Jesus was not traditional.  


Pray: Humbly ask God to give you wisdom to understand this portion of the Bible and the faith to live out what He reveals to you.

Read: Mark 7:1-23

7 Then came together unto him the Pharisees, and certain of the scribes, which came from Jerusalem.2 And when they saw some of his disciples eat bread with defiled, that is to say, with unwashen, hands, they found fault.(Mark 7:1-2)

The Pharisees have made a habit out of following Jesus around trying to find some fault or accusation they can lay against him to discredit his teaching. Here they find his disciples eating with unwashed hands, violating a tradition passed down for generations.

While the Old Testament talks at length about ceremonial cleanliness in various aspects of religious service, but the washing of hands was not one of them; it was merely tradition. The Pharisees saw these traditions as necessary to living a pure, pious life. One couldn’t enter the Temple or observe many aspects of religious life if they were unclean, and for the Pharisees they included rules that were traditionally passed down. How could Jesus and his disciples really be proper teachers if they couldn’t even follow the simple religious traditions that made them clean and acceptable to God?

So, they publically call Jesus out. Jesus publically responds to their criticism as well, and appeals to the Scriptures and not merely religious tradition, turning the table on the Pharisees. They sought to discredit Jesus as a teacher of the Scriptures on the grounds that he was not following their traditions, but Jesus discredits them on the grounds that they do not follow the Scriptures because of their traditions.

Jesus specifically points out the practice of “Corban,” which was a personal declaration to set something aside for God without gaining profit.
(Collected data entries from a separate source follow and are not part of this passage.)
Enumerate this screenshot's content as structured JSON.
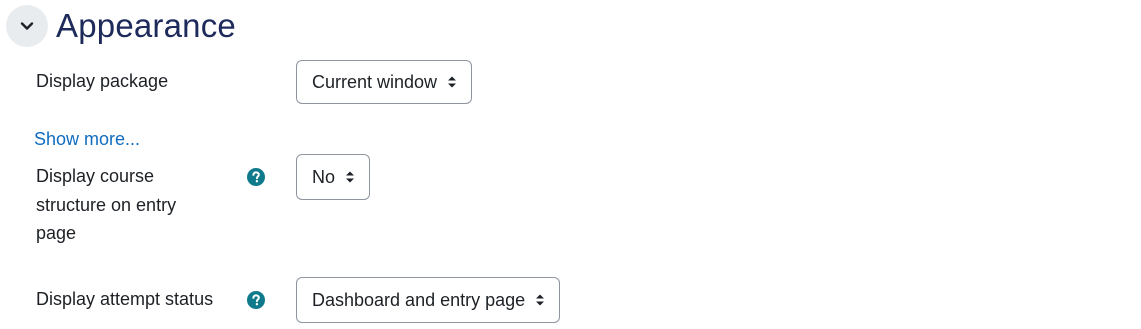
{
  "section": {
    "title": "Appearance",
    "collapse_icon": "chevron-down-icon"
  },
  "fields": {
    "display_package": {
      "label": "Display package",
      "value": "Current window"
    },
    "show_more": "Show more...",
    "course_structure": {
      "label_line1": "Display course",
      "label_line2": "structure on entry",
      "label_line3": "page",
      "value": "No",
      "help_icon": "question-circle-icon"
    },
    "attempt_status": {
      "label": "Display attempt status",
      "value": "Dashboard and entry page",
      "help_icon": "question-circle-icon"
    }
  },
  "colors": {
    "title": "#1d2a5a",
    "link": "#0f6cbf",
    "help_icon": "#0f7a8c",
    "toggle_bg": "#e9ecef",
    "select_border": "#8f959e"
  }
}
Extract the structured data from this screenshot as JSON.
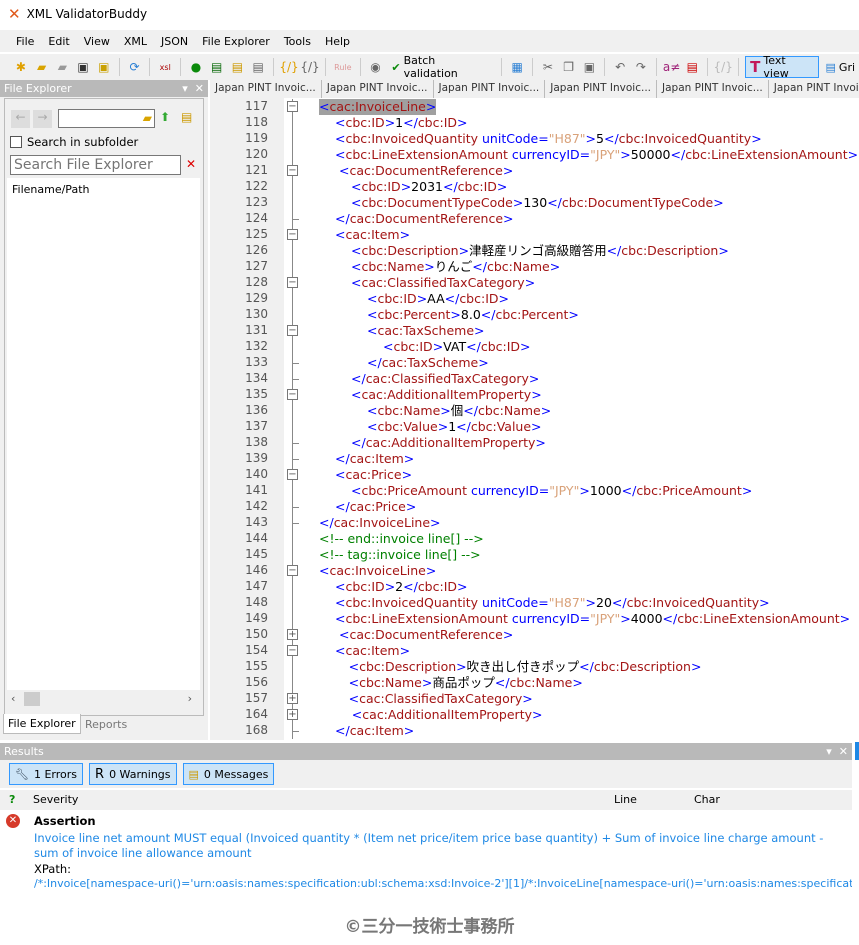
{
  "app": {
    "title": "XML ValidatorBuddy"
  },
  "menu": [
    "File",
    "Edit",
    "View",
    "XML",
    "JSON",
    "File Explorer",
    "Tools",
    "Help"
  ],
  "toolbar": {
    "batch_validation": "Batch validation",
    "rule": "Rule",
    "text_view": "Text view",
    "grid_view": "Gri"
  },
  "file_explorer": {
    "title": "File Explorer",
    "search_subfolder": "Search in subfolder",
    "search_placeholder": "Search File Explorer",
    "column": "Filename/Path",
    "tabs": [
      "File Explorer",
      "Reports"
    ]
  },
  "editor": {
    "tabs": [
      "Japan PINT Invoic...",
      "Japan PINT Invoic...",
      "Japan PINT Invoic...",
      "Japan PINT Invoic...",
      "Japan PINT Invoic...",
      "Japan PINT Invoic...",
      "J"
    ],
    "lines": [
      {
        "n": 117,
        "i": 0,
        "f": "minus",
        "t": "<cac:InvoiceLine>",
        "hl": true
      },
      {
        "n": 118,
        "i": 1,
        "f": "",
        "t": "<cbc:ID>1</cbc:ID>"
      },
      {
        "n": 119,
        "i": 1,
        "f": "",
        "t": "<cbc:InvoicedQuantity unitCode=\"H87\">5</cbc:InvoicedQuantity>"
      },
      {
        "n": 120,
        "i": 1,
        "f": "",
        "t": "<cbc:LineExtensionAmount currencyID=\"JPY\">50000</cbc:LineExtensionAmount>"
      },
      {
        "n": 121,
        "i": 1.25,
        "f": "minus",
        "t": "<cac:DocumentReference>"
      },
      {
        "n": 122,
        "i": 2,
        "f": "",
        "t": "<cbc:ID>2031</cbc:ID>"
      },
      {
        "n": 123,
        "i": 2,
        "f": "",
        "t": "<cbc:DocumentTypeCode>130</cbc:DocumentTypeCode>"
      },
      {
        "n": 124,
        "i": 1,
        "f": "end",
        "t": "</cac:DocumentReference>"
      },
      {
        "n": 125,
        "i": 1,
        "f": "minus",
        "t": "<cac:Item>"
      },
      {
        "n": 126,
        "i": 2,
        "f": "",
        "t": "<cbc:Description>津軽産リンゴ高級贈答用</cbc:Description>"
      },
      {
        "n": 127,
        "i": 2,
        "f": "",
        "t": "<cbc:Name>りんご</cbc:Name>"
      },
      {
        "n": 128,
        "i": 2,
        "f": "minus",
        "t": "<cac:ClassifiedTaxCategory>"
      },
      {
        "n": 129,
        "i": 3,
        "f": "",
        "t": "<cbc:ID>AA</cbc:ID>"
      },
      {
        "n": 130,
        "i": 3,
        "f": "",
        "t": "<cbc:Percent>8.0</cbc:Percent>"
      },
      {
        "n": 131,
        "i": 3,
        "f": "minus",
        "t": "<cac:TaxScheme>"
      },
      {
        "n": 132,
        "i": 4,
        "f": "",
        "t": "<cbc:ID>VAT</cbc:ID>"
      },
      {
        "n": 133,
        "i": 3,
        "f": "end",
        "t": "</cac:TaxScheme>"
      },
      {
        "n": 134,
        "i": 2,
        "f": "end",
        "t": "</cac:ClassifiedTaxCategory>"
      },
      {
        "n": 135,
        "i": 2,
        "f": "minus",
        "t": "<cac:AdditionalItemProperty>"
      },
      {
        "n": 136,
        "i": 3,
        "f": "",
        "t": "<cbc:Name>個</cbc:Name>"
      },
      {
        "n": 137,
        "i": 3,
        "f": "",
        "t": "<cbc:Value>1</cbc:Value>"
      },
      {
        "n": 138,
        "i": 2,
        "f": "end",
        "t": "</cac:AdditionalItemProperty>"
      },
      {
        "n": 139,
        "i": 1,
        "f": "end",
        "t": "</cac:Item>"
      },
      {
        "n": 140,
        "i": 1,
        "f": "minus",
        "t": "<cac:Price>"
      },
      {
        "n": 141,
        "i": 2,
        "f": "",
        "t": "<cbc:PriceAmount currencyID=\"JPY\">1000</cbc:PriceAmount>"
      },
      {
        "n": 142,
        "i": 1,
        "f": "end",
        "t": "</cac:Price>"
      },
      {
        "n": 143,
        "i": 0,
        "f": "end",
        "t": "</cac:InvoiceLine>"
      },
      {
        "n": 144,
        "i": 0,
        "f": "",
        "t": "<!-- end::invoice line[] -->"
      },
      {
        "n": 145,
        "i": 0,
        "f": "",
        "t": "<!-- tag::invoice line[] -->"
      },
      {
        "n": 146,
        "i": 0,
        "f": "minus",
        "t": "<cac:InvoiceLine>"
      },
      {
        "n": 147,
        "i": 1,
        "f": "",
        "t": "<cbc:ID>2</cbc:ID>"
      },
      {
        "n": 148,
        "i": 1,
        "f": "",
        "t": "<cbc:InvoicedQuantity unitCode=\"H87\">20</cbc:InvoicedQuantity>"
      },
      {
        "n": 149,
        "i": 1,
        "f": "",
        "t": "<cbc:LineExtensionAmount currencyID=\"JPY\">4000</cbc:LineExtensionAmount>"
      },
      {
        "n": 150,
        "i": 1.25,
        "f": "plus",
        "t": "<cac:DocumentReference>"
      },
      {
        "n": 154,
        "i": 1,
        "f": "minus",
        "t": "<cac:Item>"
      },
      {
        "n": 155,
        "i": 1.85,
        "f": "",
        "t": "<cbc:Description>吹き出し付きポップ</cbc:Description>"
      },
      {
        "n": 156,
        "i": 1.85,
        "f": "",
        "t": "<cbc:Name>商品ポップ</cbc:Name>"
      },
      {
        "n": 157,
        "i": 1.85,
        "f": "plus",
        "t": "<cac:ClassifiedTaxCategory>"
      },
      {
        "n": 164,
        "i": 2.05,
        "f": "plus",
        "t": "<cac:AdditionalItemProperty>"
      },
      {
        "n": 168,
        "i": 1,
        "f": "end",
        "t": "</cac:Item>"
      }
    ]
  },
  "results": {
    "title": "Results",
    "errors": "1 Errors",
    "warnings": "0 Warnings",
    "messages": "0 Messages",
    "columns": {
      "q": "?",
      "severity": "Severity",
      "line": "Line",
      "char": "Char"
    },
    "item": {
      "type": "Assertion",
      "message": "Invoice line net amount MUST equal (Invoiced quantity * (Item net price/item price base quantity) + Sum of invoice line charge amount - sum of invoice line allowance amount",
      "xpath_label": "XPath:",
      "xpath": "/*:Invoice[namespace-uri()='urn:oasis:names:specification:ubl:schema:xsd:Invoice-2'][1]/*:InvoiceLine[namespace-uri()='urn:oasis:names:specification:ubl"
    }
  },
  "watermark": "©三分一技術士事務所",
  "colors": {
    "tag": "#a31515",
    "bracket": "#0000ff",
    "attr_value": "#d9a27a",
    "comment": "#008000",
    "accent": "#3399ff",
    "message": "#1e88e5"
  }
}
So, they would claim that they were giving a parcel of land or vineyard to God, knowing they could not profit from it; therefore, the proceeds could not be used to help their aging parents. Doing so would violate the law. The Pharisees probably would have argued that using the money to help their parents was a violation of their vow. Jesus, on the other hand, reinforced that the vow was already in violation of the Scriptures.

Jesus goes on the explain the heart issues behind the whole confrontation. The religious leaders thought they could get closer to God by their traditions and external actions, but not by any genuine love or devotion to God who declares that your religious “clean” or “uncleanness” is based on what comes out of your heart, not what goes into your mouth.

Reflection Questions:

1.      Is there anything wrong with religious traditions?

2.      Christianity, like ancient Judaism, is rife with traditions. What are some religious traditions that you may have grown up with that you don’t see at City Church?

3.      What are some things that might make you uncomfortable, cringe, or think someone should not do ‘in church’ that the Bible does not speak about?

Memorize: Mark 7:15.

15 Nothing that goes into a person from outside can defile him, but the things that come out of a person are what defile him.